初期症状としてはゴミが浮いているように見える飛蚊症が急に目立つようになったり、視野の中に瞬間的に稲光を感じたりする事があります(数分間ギザギザした光が続くのは閃輝暗点で別の疾患です)。さらに進行すると視野の一部が欠けたり、物が歪んで見えたりし、視力が低下する場合もあります。これらの症状を感じたら早めに検査を受けましょう。しかし体質的に網膜の周辺部に格子状変性など弱い部分がある方に、時々存在する円孔だけの場合は全く症状が無いため、健診などの眼底検査で発見される事が多いのです。網膜剥離のご家族がおられる方、アトピー体質の方、近視の度数の強い方などは、念のために眼底検査を受けておいた方が良いでしょう。ボクシングの選手ほどではなくても、眼球に強い外力が加わると外傷性の網膜剥離が起こる事もあります。眼球を打撲した場合も早く検査を受けるようにしましょう。眼科以外の原疾患のある方は、その治療と並行して眼底検査も定期的に受けると良いでしょう。

 

治療

円孔や裂孔だけでまだ剥離が進んでいない場合は、その孔の周囲の網膜にレーザー光線を当て、熱作用で癒着させ、剥離させないようにするレーザー治療が行われます。すでに網膜が剥離して浮いていて、かつ硝子体による牽引が無い場合は、眼球の外側から、シリコンの塊を眼球外壁の強膜の外側から縫い付けたり、輪状に外側から巻き付けて外壁を内陥させる強膜バックリング術が一般的に行われます。

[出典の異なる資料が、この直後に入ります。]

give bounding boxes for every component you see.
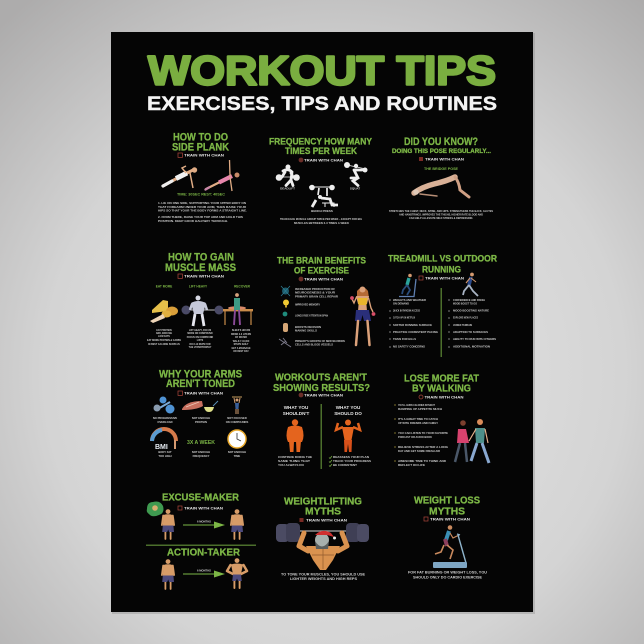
note: MUSCLES BETWEEN 2-3 TIMES A WEEK: [294, 221, 349, 225]
eat more notes: IN BEST CALORIE SURPLUS: [148, 343, 180, 346]
main title: WORKOUT TIPS: [148, 48, 496, 94]
row two labels: NOT ENOUGH: [228, 450, 246, 454]
outdoor list: VARIED TERRAIN: [453, 323, 472, 327]
benefit: attention span: LONGS RISE ATTENTION SPAN: [295, 314, 328, 318]
icon: steak and rice: [182, 401, 218, 412]
benefit: new neurons: PRIMARY'S GROWTH OF NEW NEURONS: [295, 339, 345, 343]
icon: treadmill runner: [399, 274, 416, 296]
recover notes: STEPS DAILY: [234, 343, 249, 346]
lift heavy notes: MORE ON COMPOUND: [187, 333, 213, 335]
panel: workouts no results: [273, 372, 371, 469]
icon: walking couple: [455, 419, 489, 463]
label: deadlift: DEADLIFT: [280, 186, 295, 190]
outdoor list: ABILITY TO RUN WITH OTHERS: [453, 337, 496, 341]
tips list: DAY AND GET SOME FRESH AIR: [398, 449, 440, 453]
heading: [277, 256, 366, 276]
label: bench press: BENCH PRESS: [311, 209, 333, 213]
instructions: [158, 201, 247, 223]
eat more notes: EAT PROTEIN: [156, 329, 172, 332]
row one labels: ON COMPOUNDS: [226, 420, 248, 424]
timeline arrow: 6 MONTHS: [197, 520, 211, 524]
heading: WHY YOUR ARMS: [159, 368, 242, 380]
icon: santa lifter with barbell: [276, 523, 369, 570]
treadmill list: QUICK BATHROOM ACCESS: [393, 308, 420, 312]
icon: outdoor runner: [463, 273, 478, 296]
heading: [388, 254, 497, 274]
left column heading: WHAT YOU: [284, 405, 309, 410]
divider: [146, 544, 256, 547]
heading: MUSCLE MASS: [165, 262, 236, 274]
outdoor list: MOOD BOOST TO GO: [453, 302, 477, 306]
icon: squat: [344, 162, 368, 186]
heading: WEIGHT LOSS: [414, 496, 480, 506]
left notes: [278, 455, 312, 467]
timeline arrow: 6 MONTHS: [197, 568, 211, 572]
heading: WEIGHTLIFTING: [284, 496, 362, 508]
heading: OF EXERCISE: [294, 266, 349, 276]
heading: [159, 368, 242, 390]
panel: arms not toned: [152, 368, 248, 458]
treadmill list: TRAIN FOR HILLS: [393, 337, 416, 341]
treadmill bullets: [389, 299, 391, 348]
icon: neurons: [281, 286, 290, 296]
column labels: RECOVER: [234, 284, 251, 288]
icon: deadlift: [276, 164, 300, 186]
heading: [269, 136, 372, 156]
outdoor bullets: [448, 299, 450, 348]
lift heavy notes: THE HYPERTROPHY: [189, 347, 212, 349]
lift heavy notes: LIFT HEAVY, FOCUS: [189, 329, 212, 332]
panel: did you know: [389, 136, 493, 220]
outdoor list: ADDITIONAL MOTIVATION: [453, 344, 490, 348]
recover notes: WALK 7-10,000: [233, 340, 250, 343]
heading: [392, 136, 491, 155]
right checklist: REASSESS YOUR PLAN: [333, 455, 369, 459]
lift heavy notes: DO 8-12 REPS FOR: [189, 344, 211, 346]
right checklist: [333, 455, 371, 467]
explanation: CAN HELP ALLEVIATE MILD STRESS & DEPRESSION.: [409, 216, 473, 220]
heading: RUNNING: [422, 264, 461, 274]
lift heavy notes: FOCUS ON COMPOUND: [187, 337, 214, 339]
left notes: SAME THING THAT: [278, 459, 310, 463]
heading: [165, 252, 236, 274]
tips list: RAMPING UP APPETITE MUCH: [398, 407, 442, 411]
row two labels: [158, 450, 246, 458]
brand mark: TRAIN WITH CHAN: [184, 506, 223, 510]
icon: bridge pose figure: [413, 177, 469, 197]
title block: [147, 48, 497, 115]
bullets: [394, 404, 396, 462]
divider: [320, 404, 323, 469]
column labels: [156, 284, 251, 288]
explanation: [389, 209, 493, 220]
tips list: REFLECT ON LIFE: [398, 463, 425, 467]
column labels: EAT MORE: [156, 284, 172, 288]
heading: MYTHS: [429, 506, 465, 518]
eat more notes: AND, ENOUGH: [156, 332, 173, 335]
row two labels: TIME: [234, 454, 240, 458]
icon: woman with dumbbells: [350, 286, 375, 345]
right checklist: BE CONSISTENT: [333, 463, 357, 467]
heading: excuse-maker: EXCUSE-MAKER: [162, 492, 240, 504]
panel: brain benefits: [277, 256, 375, 347]
right column heading: WHAT YOU: [336, 405, 361, 410]
outdoor list: MOOD BOOSTING NATURE: [453, 308, 489, 312]
icon: thought cloud: [147, 502, 164, 516]
heading: LOSE MORE FAT: [404, 374, 479, 384]
subtitle: EXERCISES, TIPS AND ROUTINES: [147, 93, 497, 115]
pose name: THE BRIDGE POSE: [424, 167, 458, 171]
benefit: neurogenesis: [295, 287, 338, 298]
icon: nerve cell: [279, 338, 291, 347]
divider: [440, 288, 443, 357]
explanation: AND HAMSTRINGS. IMPROVES THE THIGHS, HIGHER RATE BLOOD AND: [399, 212, 483, 216]
note: [280, 217, 362, 225]
instructions: THAT FOREARM UNDER YOUR ARM, THEN RAISE YOUR: [158, 205, 246, 209]
row two labels: TOO HIGH: [158, 454, 172, 458]
treadmill list: CATCH UP ON NETFLIX: [393, 316, 415, 320]
poster shadow: [112, 33, 535, 614]
treadmill list: SOFTER RUNNING SURFACE: [393, 323, 432, 327]
heading: [404, 374, 479, 394]
heading: HOW TO GAIN: [168, 252, 234, 264]
tips list: UP WITH FRIENDS AND FAMILY: [398, 421, 438, 425]
icon: dumbbell: [154, 396, 174, 414]
brand mark: TRAIN WITH CHAN: [184, 275, 224, 279]
heading: AREN'T TONED: [166, 378, 235, 390]
heading: [284, 496, 362, 518]
row one labels: PROTEIN: [195, 420, 207, 424]
benefit: reading skills: MAKING SKILLS: [295, 328, 317, 332]
heading: DOING THIS POSE REGULARLY...: [392, 148, 491, 155]
icon: muscular figure: [336, 420, 360, 452]
myth text: TO TONE YOUR MUSCLES, YOU SHOULD USE: [281, 572, 365, 576]
brand mark: TRAIN WITH CHAN: [304, 277, 343, 281]
row two labels: BODY FAT: [158, 450, 172, 454]
icon: woman in side plank: [206, 160, 240, 191]
heading: [414, 496, 480, 518]
note: TRAIN EACH MUSCLE GROUP TWICE PER WEEK – EXCEPT FOR BIG: [280, 217, 362, 221]
treadmill list: WEIGHTS AND WEATHER: [393, 298, 426, 302]
recover notes: GET A MASSAGE: [231, 347, 251, 350]
left notes: CONTINUE DOING THE: [278, 455, 312, 459]
benefit: reading skills: [295, 325, 321, 332]
icon: treadmill runner: [433, 525, 467, 568]
left column heading: SHOULDN'T: [283, 411, 309, 416]
icon: muscular man after training: [227, 558, 247, 588]
left notes: YOU ALWAYS DO: [278, 463, 304, 467]
brand mark: TRAIN WITH CHAN: [425, 157, 464, 161]
tips list: [398, 403, 448, 467]
benefit: neurogenesis: INCREASED PRODUCTION OF: [295, 287, 335, 291]
heading: DID YOU KNOW?: [404, 136, 478, 148]
instructions: HIPS SO THAT YOUR THE BODY FORMS A STRAIGHT LINE.: [158, 209, 247, 213]
eat more notes: EAT MORE PROTEIN & CARBS: [147, 339, 181, 342]
icon: attention: [283, 312, 287, 316]
heading: SIDE PLANK: [172, 142, 229, 154]
heading: TREADMILL VS OUTDOOR: [388, 254, 497, 264]
benefit: new neurons: CELLS AND BLOOD VESSELS: [295, 342, 333, 346]
recover notes: DRINK 2-3 LITERS: [231, 334, 251, 336]
outdoor list: [453, 298, 496, 348]
treadmill list: NO SAFETY CONCERNS: [393, 344, 425, 348]
row one labels: NOT FOCUSED: [227, 416, 247, 420]
recover notes: OR REST DAY: [233, 350, 249, 353]
icon: lifter with barbell: [182, 296, 224, 326]
tips list: AWESOME TIME TO THINK AND: [398, 459, 446, 463]
icon: clock: [228, 430, 246, 448]
check marks: [329, 456, 332, 466]
panel: weightlifting myths: [276, 496, 369, 581]
row one labels: OVERLOAD: [157, 420, 173, 424]
myth text: [408, 570, 488, 580]
label: squat: SQUAT: [350, 186, 360, 190]
lift heavy notes: LIFTS: [197, 340, 204, 342]
panel: frequency: [269, 136, 372, 225]
instructions: POSITION. KEEP GOOD HALFWAY THROUGH.: [158, 219, 228, 223]
icon: massage table: [223, 293, 253, 325]
tips list: IT'S A GREAT TIME TO CATCH: [398, 417, 438, 421]
row two labels: NOT ENOUGH: [192, 450, 210, 454]
benefit: reading skills: BOOSTS DECISION: [295, 325, 321, 329]
icon: pull-up: [232, 397, 242, 414]
poster board: [111, 32, 533, 612]
tips list: RELIEVE STRESS AFTER A LONG: [398, 445, 448, 449]
row one labels: NOT ENOUGH: [192, 416, 210, 420]
right column heading: SHOULD DO: [334, 411, 362, 416]
icon: overweight figure: [286, 419, 304, 452]
icon: light bulb: [283, 300, 289, 308]
panel: side plank: [158, 132, 247, 223]
benefit: memory: IMPROVED MEMORY: [295, 302, 320, 306]
myth text: [281, 572, 365, 581]
myth text: LIGHTER WEIGHTS AND HIGH REPS: [290, 577, 357, 581]
icon: brain cells: [283, 323, 288, 332]
heading: HOW TO DO: [173, 132, 228, 144]
brand mark: TRAIN WITH CHAN: [184, 392, 223, 396]
benefit: neurogenesis: NEUROGENESIS & YOUR: [295, 290, 335, 294]
recover notes: SLEEP 8 HOURS: [232, 330, 251, 332]
tips list: YOU'LL BURN CALORIES WITHOUT: [398, 403, 435, 407]
instructions: 2. FROM THERE, RAISE YOUR TOP ARM AND HOLD THIS: [158, 215, 243, 219]
outdoor list: EXPLORE NEW PLACES: [453, 316, 478, 320]
heading: BY WALKING: [412, 384, 471, 394]
treadmill list: PRACTICE CONSISTENT PACING: [393, 330, 438, 334]
icon: man after six months: [231, 509, 243, 539]
icon: bmi gauge: BMI: [155, 444, 168, 451]
row one labels: NO PROGRESSIVE: [153, 416, 177, 420]
eat more notes: [147, 329, 181, 346]
heading: action-taker: ACTION-TAKER: [167, 548, 241, 558]
outdoor list: CONVENIENCE AND FRESH: [453, 298, 485, 302]
panel: weight loss myths: [408, 496, 488, 580]
treadmill list: [393, 298, 438, 348]
icon: food: [150, 300, 178, 323]
frequency callout: 3X A WEEK: [187, 440, 215, 446]
treadmill list: ON DEMAND: [393, 302, 409, 306]
right column heading: [334, 405, 362, 416]
column labels: LIFT HEAVY: [189, 284, 208, 288]
row two labels: FREQUENCY: [193, 454, 210, 458]
explanation: STRETCHES THE CHEST, NECK, SPINE, AND HIPS. STRENGTHENS THE BACK, GLUTES: [389, 209, 493, 213]
myth text: SHOULD ONLY DO CARDIO EXERCISE: [413, 576, 482, 580]
brand mark: TRAIN WITH CHAN: [424, 395, 464, 399]
icon: man before training: [162, 559, 174, 589]
icon: bench press: [309, 185, 338, 207]
left column heading: [283, 405, 309, 416]
time and rest label: TIME: 30SEC REST: 40SEC: [177, 192, 226, 196]
brand mark: TRAIN WITH CHAN: [425, 276, 464, 280]
panel: muscle mass: [147, 252, 253, 353]
heading: [273, 372, 370, 394]
panel: lose fat walking: [394, 374, 489, 467]
tips list: YOU CAN LISTEN TO YOUR FAVORITE: [398, 431, 448, 435]
recover notes: OF WATER: [235, 336, 247, 339]
icon: man before: [162, 509, 174, 539]
myth text: FOR FAT BURNING OR WEIGHT LOSS, YOU: [408, 570, 488, 574]
heading: MYTHS: [305, 506, 341, 518]
eat more notes: LOW FATS: [158, 335, 170, 338]
brand mark: TRAIN WITH CHAN: [184, 154, 224, 158]
recover notes: [231, 330, 251, 353]
panel: treadmill vs outdoor: [388, 254, 497, 357]
panel: excuse maker vs action taker: [146, 492, 256, 589]
heading: SHOWING RESULTS?: [273, 383, 370, 394]
tips list: PODCAST OR AUDIO BOOK: [398, 435, 432, 439]
lift heavy notes: [187, 329, 214, 349]
brand mark: TRAIN WITH CHAN: [306, 518, 347, 522]
heading: [172, 132, 229, 154]
icon: man in side plank: [163, 166, 197, 188]
outdoor list: ADAPTION TO SURFACES: [453, 330, 488, 334]
heading: TIMES PER WEEK: [285, 146, 357, 156]
brand mark: TRAIN WITH CHAN: [304, 393, 343, 397]
benefit: neurogenesis: PRIMARY BRAIN CELL REPAIR: [295, 294, 338, 298]
instructions: 1. LIE ON ONE SIDE, SUPPORTING YOUR UPPER BODY ON: [158, 201, 246, 205]
benefit: new neurons: [295, 339, 345, 346]
heading: THE BRAIN BENEFITS: [277, 256, 366, 266]
row one labels: [153, 416, 248, 424]
brand mark: TRAIN WITH CHAN: [430, 517, 470, 521]
heading: WORKOUTS AREN'T: [275, 372, 367, 384]
heading: FREQUENCY HOW MANY: [269, 136, 372, 146]
right checklist: TRACK YOUR PROGRESS: [333, 459, 371, 463]
brand mark: TRAIN WITH CHAN: [304, 158, 343, 162]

硝子体内の変性や増殖した索状物が収縮して、網膜を引っ張って剥離させている場合は、それらを切断除去する為に、眼球内に器具を入れて操作する硝子体手術となります。さらに剥がれた網膜を内側から外壁に接着させる目的で、眼球内にガスやシリコンオイルを入れて、術後1~2週間絶えずうつむきなど特別な姿勢を続けなければならない事もしばしばあります。網膜剥離はレーザーや手術の進歩で以前よりは視力の回復率が良くなりました。しかしすでに網膜の中心部まで剥離が及んでいる場合の視力の回復は、非常に困難なものとなってしまいます。また症例によっては、手術を複数回行うこともあります。網膜剥離は加齢に比例して発生率も上昇しますので、見辛さを感じてきたら、単なる年のせいと決めつけないで、他の眼科疾患予防とあわせて、早めに眼科検診を受けるように致しましょう。